577,693
I already shared some thoughts on this on Instagram, but I’ve been waiting for the right words to share here and finally decided to just give it a shot.
On May 30, I finished a writing contract I’ve been on for the past 19 months. I wrote seven books and accompanying leader guides, one for every grade 6-12, for Kingsland’s student ministry. Two of the books I heavily revised — good bones, some quality content that could be edited and restructured, things like that. One I ended up building on the foundation of another. The rest, though, were from total scratch. I added it up on May 31st, and from start to finish, I wrote 577,693 words and 1,274 pages.
The week after, people kept asking me, “How does it feel?!”
And it felt great, but it also kind of felt like… nothing. I think a project this big needs more distance before I can really process it. I always expect creative projects to feel truly finished when I’m finished with them — to come to some glorious, satisfactory resting place — but with this one, because of its sheer size, it didn’t. It felt like I could keep tweaking these books on into eternity, always refining words and language and illustrations. When the thing you’re writing about is the thing you’ve based your entire life on, it takes on a different tenor.
I do know that I’m really proud of completing the project. I’m humbled that I was asked to do it in the first place. I’m honored that I got to work with a team of people I call friends and mentors to craft something so meaningful, something with so much hope attached to it. I kept a post-it note attached to my computer for a while that said, “YOU ARE GETTING PAID A LIVING WAGE TO DISCIPLE YOUR FAVORITE TEENAGERS IN THE WORLD.” In moments when I wanted to bang my head against the wall or couldn’t seem to find quite the right words or felt like I was drowning in my dad’s seminary textbooks, I would read it and remember just how awe-inspiring it was that this is what I was doing. That this was what I got to be a part of.
I love writing for a lot of reasons, which is a whole different discussion. But I think one of the primary reasons is that it’s just the medium of language I feel most fluent in. I know, beyond the shadow of a doubt, that I can communicate exactly what I’m thinking, feeling, seeing with my written words. I’ve spent years honing this one craft, and there is a comfort and confidence that comes with that. I haven’t mastered it, to be sure. I doubt I ever will. I’m not sure you even can.
But I love that for the past two years, I’ve had the chance to give the best of my words to the God I believe in and students I want to know him. Not know about him. Not know their parents’ ideas, not know the cultural ideas of Christianity that get thrown around in the American everyday, not the things Jesus gets blamed for that even the most casual reading of his Word would tell you he would have nothing to do with, not some vague theological ideas. My greatest prayer is that the words I’ve written — all 577,000 of them — would guide students to reckon with the reality of God, of faith, and of Scripture. To get to know him for themselves. Him. How good he is, how big he is, how holy he is, how loving he is, how just he is, how beautiful he is; and how much he loves them, and who they are in light of him. I hope they make honest decisions based on that, walk in a way that lines up with it. I hope they really examine what they believe, own it for themselves, and love God and others well. I hope, like Paul said, they “live life worthy of the Gospel of Christ.” That’s my prayer for myself. It’s my prayer for all of us. Abundance in the fullest sense of the word.

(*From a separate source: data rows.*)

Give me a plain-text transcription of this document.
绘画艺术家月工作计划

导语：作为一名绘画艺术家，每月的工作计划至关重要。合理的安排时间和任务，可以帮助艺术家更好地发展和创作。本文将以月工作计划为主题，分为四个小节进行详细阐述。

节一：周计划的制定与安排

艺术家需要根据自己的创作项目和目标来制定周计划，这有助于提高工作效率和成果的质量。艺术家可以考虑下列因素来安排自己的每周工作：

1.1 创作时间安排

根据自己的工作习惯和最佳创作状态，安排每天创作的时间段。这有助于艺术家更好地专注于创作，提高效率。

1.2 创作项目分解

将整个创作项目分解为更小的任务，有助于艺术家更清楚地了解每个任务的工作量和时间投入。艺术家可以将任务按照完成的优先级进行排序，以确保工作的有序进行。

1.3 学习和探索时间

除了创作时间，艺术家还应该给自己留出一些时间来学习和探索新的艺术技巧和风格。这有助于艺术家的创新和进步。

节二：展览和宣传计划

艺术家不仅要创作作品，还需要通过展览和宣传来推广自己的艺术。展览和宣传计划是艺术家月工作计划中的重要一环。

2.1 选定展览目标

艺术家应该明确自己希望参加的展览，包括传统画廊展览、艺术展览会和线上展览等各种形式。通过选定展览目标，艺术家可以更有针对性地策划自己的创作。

I’ll be honest, I’m also tired — ha — and have a feeling I will be for a little bit. I’m trying to let that creative muscle relax for a while, get a proper rest before I move to another project. But beyond being excited for how the curriculum will be used and pride in being a part of it, I’m honestly just satisfied just to see that I could do that. I know I can write books now. I did it. Sometimes the job felt so huge and daunting I couldn’t imagine getting it done, but we made it. That’s fun. It broadened my scope of possibility for myself. I’m curious where that leads.
Big grateful for all the people involved in the project and who invited me to be a part of it in the first place. When I moved back to Katy for this job in 2018, I never imagined all the goodness that would follow. Can’t wait to see what lies ahead. And with that, I’m going to sign off this stream-of-consciousness post. I’ll let y’all know when I get bored and go ahead and find something else to write. (We all know I won’t make it long.)